The 1992 season was something of a disaster for the Phils. That year, they went 70-92 and finished dead last in the NL East, 26 games behind the division-winning Pirates.

It was ugly. While the offense was actually pretty strong that year (Darren Daulton and Dave Hollins both had WARs over 6.0, with John Kruk‘s WAR at 4.0), they missed Lenny Dykstra, who was hit by a pitch on Opening Day and suffered a broken wrist that would affect his entire season.

The pitching staff was a nightmare after Terry Mulholland and Curt Schilling. I mean, Kyle Abbott was their #3, and he went 1-14 with a 5.13 ERA that year. Fourteen different pitchers started at least three games that year for the Phils, including such luminaries as Cliff Brantley, Greg Matthews, Don Robinson, Brad Brink, Danny Cox, Andy Ashby, Mike Williams, Pat Combs and Jose DeLeon.

That off-season, the Phillies tried to fix the team by, for the first time in years, going after a couple big-name free agents.

And, much like this off-season, they failed.

One of those targets was David Cone, who had just helped the Toronto Blue Jays win their first World Series in team history in ’92. Cone would have been a magnificent fit in the rotation, giving the Phils an immediate ace starter, allowing Mulholland and Schilling to slide down one spot in the rotation. Cone turned 30 that year and was in the prime of his career.

Of course, the Phillies screwed it up. By trying to play “hardball” with Cone and his agent, the Phils lost out on his services to the Royals, where he would proceed to go 11-14 with a 3.33 ERA in ’93. He would win the Cy Young Award the following year in Kansas City.

Instead, General Manager Lee Thomas traded for left-hander Danny Jackson.

It was not a move that inspired much confidence.

Then, one off-season after targeting, and failing to acquire, Bobby Bonilla, the Phillies went hard after Twins outfielder Kirby Puckett. Puckett’s ’92 season was terrific. He finished second in the MVP voting, and led the AL in hits (210) and total bases. He would have been a perfect addition to an outfield that really only featured one player of note, Dykstra. Puckett could have taken over center field, allowing the team to move Lenny to left field, where his weak arm could have been hidden a little better.

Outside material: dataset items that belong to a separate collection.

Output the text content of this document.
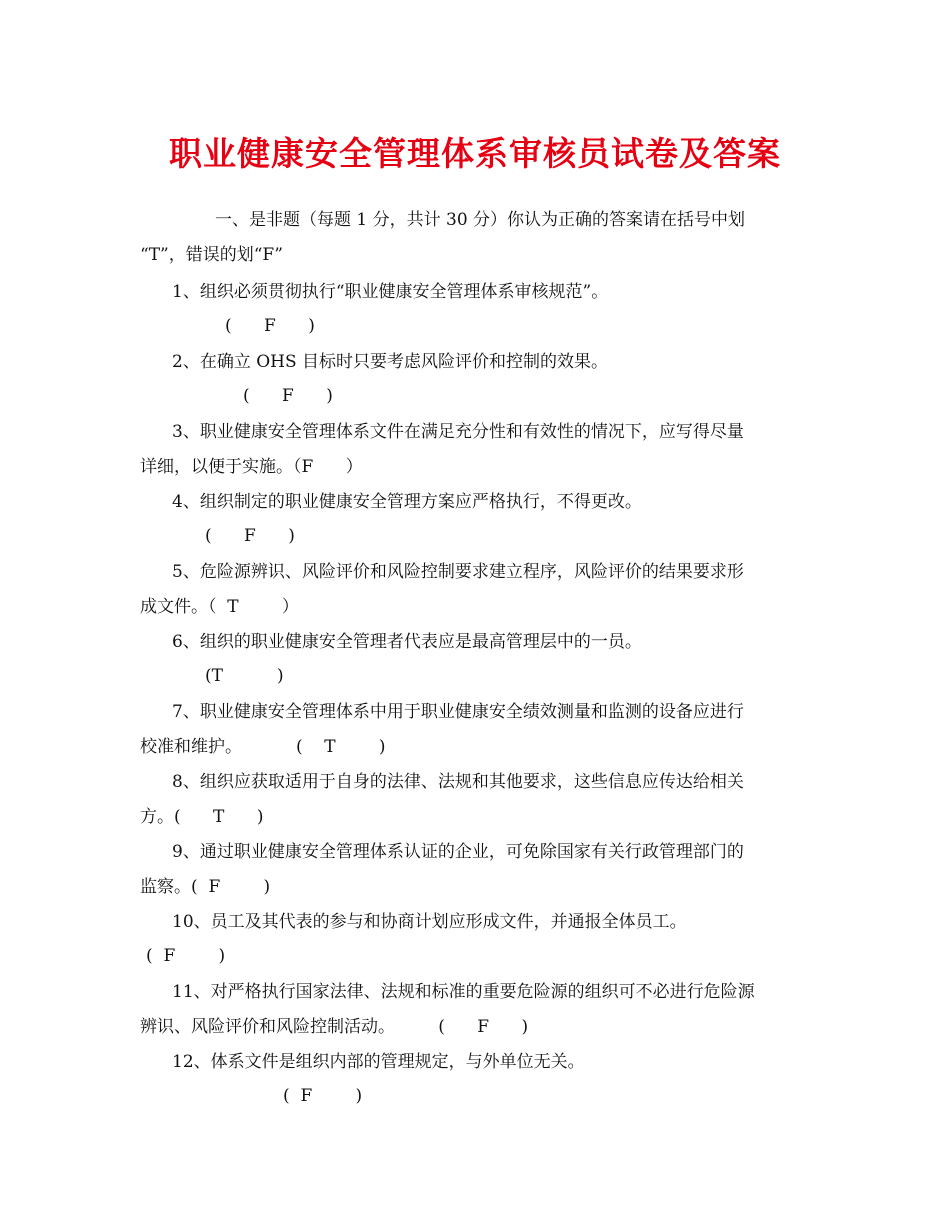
职业健康安全管理体系审核员试卷及答案
一、是非题（每题 1 分，共计 30 分）你认为正确的答案请在括号中划
“T”，错误的划“F”
1、组织必须贯彻执行“职业健康安全管理体系审核规范”。
(      F      )
2、在确立 OHS 目标时只要考虑风险评价和控制的效果。
(      F      )
3、职业健康安全管理体系文件在满足充分性和有效性的情况下，应写得尽量
详细，以便于实施。（F      ）
4、组织制定的职业健康安全管理方案应严格执行，不得更改。
(      F      )
5、危险源辨识、风险评价和风险控制要求建立程序，风险评价的结果要求形
成文件。（  T        ）
6、组织的职业健康安全管理者代表应是最高管理层中的一员。
(T          )
7、职业健康安全管理体系中用于职业健康安全绩效测量和监测的设备应进行
校准和维护。          (    T        )
8、组织应获取适用于自身的法律、法规和其他要求，这些信息应传达给相关
方。(      T      )
9、通过职业健康安全管理体系认证的企业，可免除国家有关行政管理部门的
监察。(  F        )
10、员工及其代表的参与和协商计划应形成文件，并通报全体员工。
(  F        )
11、对严格执行国家法律、法规和标准的重要危险源的组织可不必进行危险源
辨识、风险评价和风险控制活动。        (      F      )
12、体系文件是组织内部的管理规定，与外单位无关。
(  F        )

In the end, even though Puckett said he liked the Phils and almost signed here, he decided to return home to Minnesota on a five-year, $30 million deal. Injuries forced Puckett to retire early, but he did have three more productive season with the Twins, posting an .824 OPS in ’93 for Minnesota.

Again, he would have been perfect in Philadelphia, even if he did turn out to be a horrible human being.

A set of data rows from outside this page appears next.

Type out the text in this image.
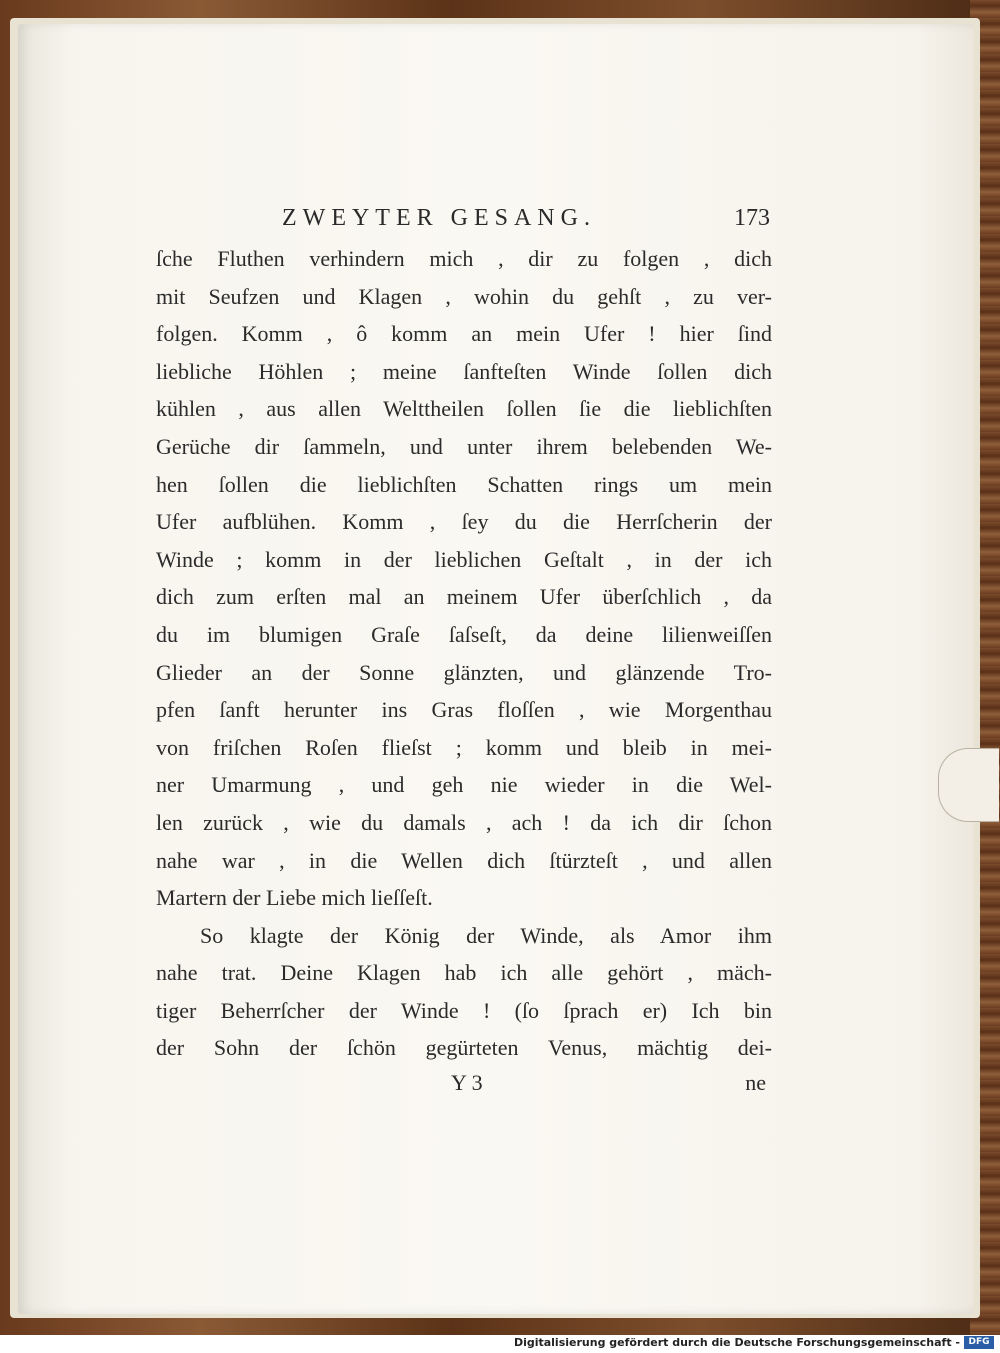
ZWEYTER GESANG.	173
ſche Fluthen verhindern mich , dir zu folgen , dich
mit Seufzen und Klagen , wohin du gehſt , zu ver-
folgen. Komm , ô komm an mein Ufer ! hier ſind
liebliche Höhlen ; meine ſanfteſten Winde ſollen dich
kühlen , aus allen Welttheilen ſollen ſie die lieblichſten
Gerüche dir ſammeln, und unter ihrem belebenden We-
hen ſollen die lieblichſten Schatten rings um mein
Ufer aufblühen. Komm , ſey du die Herrſcherin der
Winde ; komm in der lieblichen Geſtalt , in der ich
dich zum erſten mal an meinem Ufer überſchlich , da
du im blumigen Graſe ſaſseſt, da deine lilienweiſſen
Glieder an der Sonne glänzten, und glänzende Tro-
pfen ſanft herunter ins Gras floſſen , wie Morgenthau
von friſchen Roſen flieſst ; komm und bleib in mei-
ner Umarmung , und geh nie wieder in die Wel-
len zurück , wie du damals , ach ! da ich dir ſchon
nahe war , in die Wellen dich ſtürzteſt , und allen
Martern der Liebe mich lieſſeſt.
So klagte der König der Winde, als Amor ihm
nahe trat. Deine Klagen hab ich alle gehört , mäch-
tiger Beherrſcher der Winde ! (ſo ſprach er) Ich bin
der Sohn der ſchön gegürteten Venus, mächtig dei-
Y 3	ne
Digitalisierung gefördert durch die Deutsche Forschungsgemeinschaft - DFG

Instead of landing Puckett, the Phillies signed Pete Incaviglia, Milt Thompson,  and Jim Eisenreich as free agents, joining an outfield with Dykstra and home-grown talent Wes Chamberlain.

Sounds kind of familiar, right?

Everyone knows what happened next. Danny Jackson had one of the most productive seasons of his career, Schilling finally realized his “ace” potential, Mulholland was solid once again, and Tommy Greene emerged as a young pitcher around which the team could build.

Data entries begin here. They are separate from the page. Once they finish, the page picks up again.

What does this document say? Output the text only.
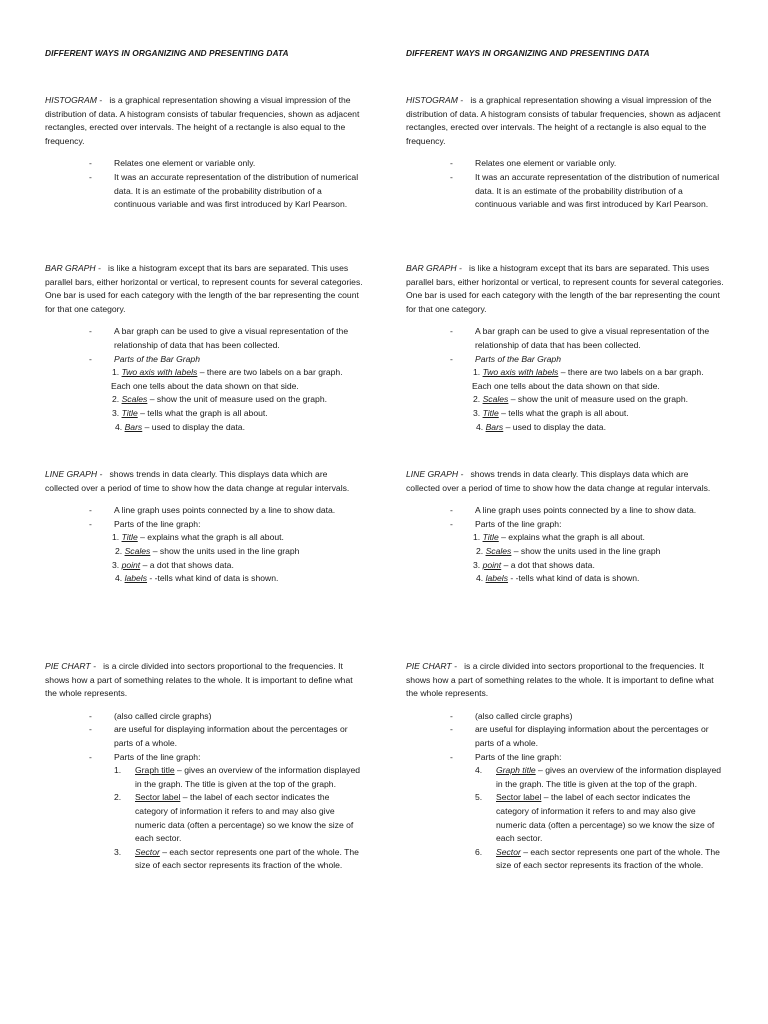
DIFFERENT WAYS IN ORGANIZING AND PRESENTING DATA

HISTOGRAM - is a graphical representation showing a visual impression of the distribution of data. A histogram consists of tabular frequencies, shown as adjacent rectangles, erected over intervals. The height of a rectangle is also equal to the frequency.

-	Relates one element or variable only.
-	It was an accurate representation of the distribution of numerical data. It is an estimate of the probability distribution of a continuous variable and was first introduced by Karl Pearson.

BAR GRAPH - is like a histogram except that its bars are separated. This uses parallel bars, either horizontal or vertical, to represent counts for several categories. One bar is used for each category with the length of the bar representing the count for that one category.

-	A bar graph can be used to give a visual representation of the relationship of data that has been collected.
-	Parts of the Bar Graph
1. Two axis with labels – there are two labels on a bar graph.
Each one tells about the data shown on that side.
2. Scales – show the unit of measure used on the graph.
3. Title – tells what the graph is all about.
4. Bars – used to display the data.

LINE GRAPH - shows trends in data clearly. This displays data which are collected over a period of time to show how the data change at regular intervals.

-	A line graph uses points connected by a line to show data.
-	Parts of the line graph:
1. Title – explains what the graph is all about.
2. Scales – show the units used in the line graph
3. point – a dot that shows data.
4. labels - -tells what kind of data is shown.

PIE CHART - is a circle divided into sectors proportional to the frequencies. It shows how a part of something relates to the whole. It is important to define what the whole represents.

-	(also called circle graphs)
-	are useful for displaying information about the percentages or parts of a whole.
-	Parts of the line graph:
1. Graph title – gives an overview of the information displayed in the graph. The title is given at the top of the graph.
2. Sector label – the label of each sector indicates the category of information it refers to and may also give numeric data (often a percentage) so we know the size of each sector.
3. Sector – each sector represents one part of the whole. The size of each sector represents its fraction of the whole.
DIFFERENT WAYS IN ORGANIZING AND PRESENTING DATA

HISTOGRAM - is a graphical representation showing a visual impression of the distribution of data. A histogram consists of tabular frequencies, shown as adjacent rectangles, erected over intervals. The height of a rectangle is also equal to the frequency.

-	Relates one element or variable only.
-	It was an accurate representation of the distribution of numerical data. It is an estimate of the probability distribution of a continuous variable and was first introduced by Karl Pearson.

BAR GRAPH - is like a histogram except that its bars are separated. This uses parallel bars, either horizontal or vertical, to represent counts for several categories. One bar is used for each category with the length of the bar representing the count for that one category.

-	A bar graph can be used to give a visual representation of the relationship of data that has been collected.
-	Parts of the Bar Graph
1. Two axis with labels – there are two labels on a bar graph.
Each one tells about the data shown on that side.
2. Scales – show the unit of measure used on the graph.
3. Title – tells what the graph is all about.
4. Bars – used to display the data.

LINE GRAPH - shows trends in data clearly. This displays data which are collected over a period of time to show how the data change at regular intervals.

-	A line graph uses points connected by a line to show data.
-	Parts of the line graph:
1. Title – explains what the graph is all about.
2. Scales – show the units used in the line graph
3. point – a dot that shows data.
4. labels - -tells what kind of data is shown.

PIE CHART - is a circle divided into sectors proportional to the frequencies. It shows how a part of something relates to the whole. It is important to define what the whole represents.

-	(also called circle graphs)
-	are useful for displaying information about the percentages or parts of a whole.
-	Parts of the line graph:
4. Graph title – gives an overview of the information displayed in the graph. The title is given at the top of the graph.
5. Sector label – the label of each sector indicates the category of information it refers to and may also give numeric data (often a percentage) so we know the size of each sector.
6. Sector – each sector represents one part of the whole. The size of each sector represents its fraction of the whole.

Dykstra finally stayed healthy for a full season and had the best year of his carer (albeit likely aided by “special medicine”), Hollins, Kruk and Daulton picked up where they left off in ’92, and the double platoon of Inky, Milt, Eisey and Wes worked out better than anyone could have ever imagined.

Granted, a lot of things went right that year. It was a charmed season, no doubt about it. And the 1993 Phils had far fewer injury concerns than the 2013 Phillies do.

But Phils fans should take heart in knowing that, even though they didn’t win the off-season horse race that year, the season to follow wasn’t a total disaster.

In fact, sometimes it’s the moves a team doesn’t make that end up working out for the best (although I would argue the ’93 Phils probably would have sustained their success a little better if Cone and Puckett had come aboard).

But just because the Phils lost out on B.J. Upton, Josh Hamilton, Justin Upton, Angel Pagan, Nick Swisher, Cody Ross and the rest of the free agent outfield bonanza this off-season, relying instead on smaller moves that cost less but offered less production, it doesn’t mean the moves made by Ruben Amaro this off-season won’t work.

The chances for success would be greater with one of those guys here, but there would be no guarantee.

The Phillies have done this before. And the core of the 2013 Phillies is far more talented, if not a little older, than the core that went to the World Series in ’93.

There is a precedent.

On that thin nail hammered into the wall, a hat can be hung.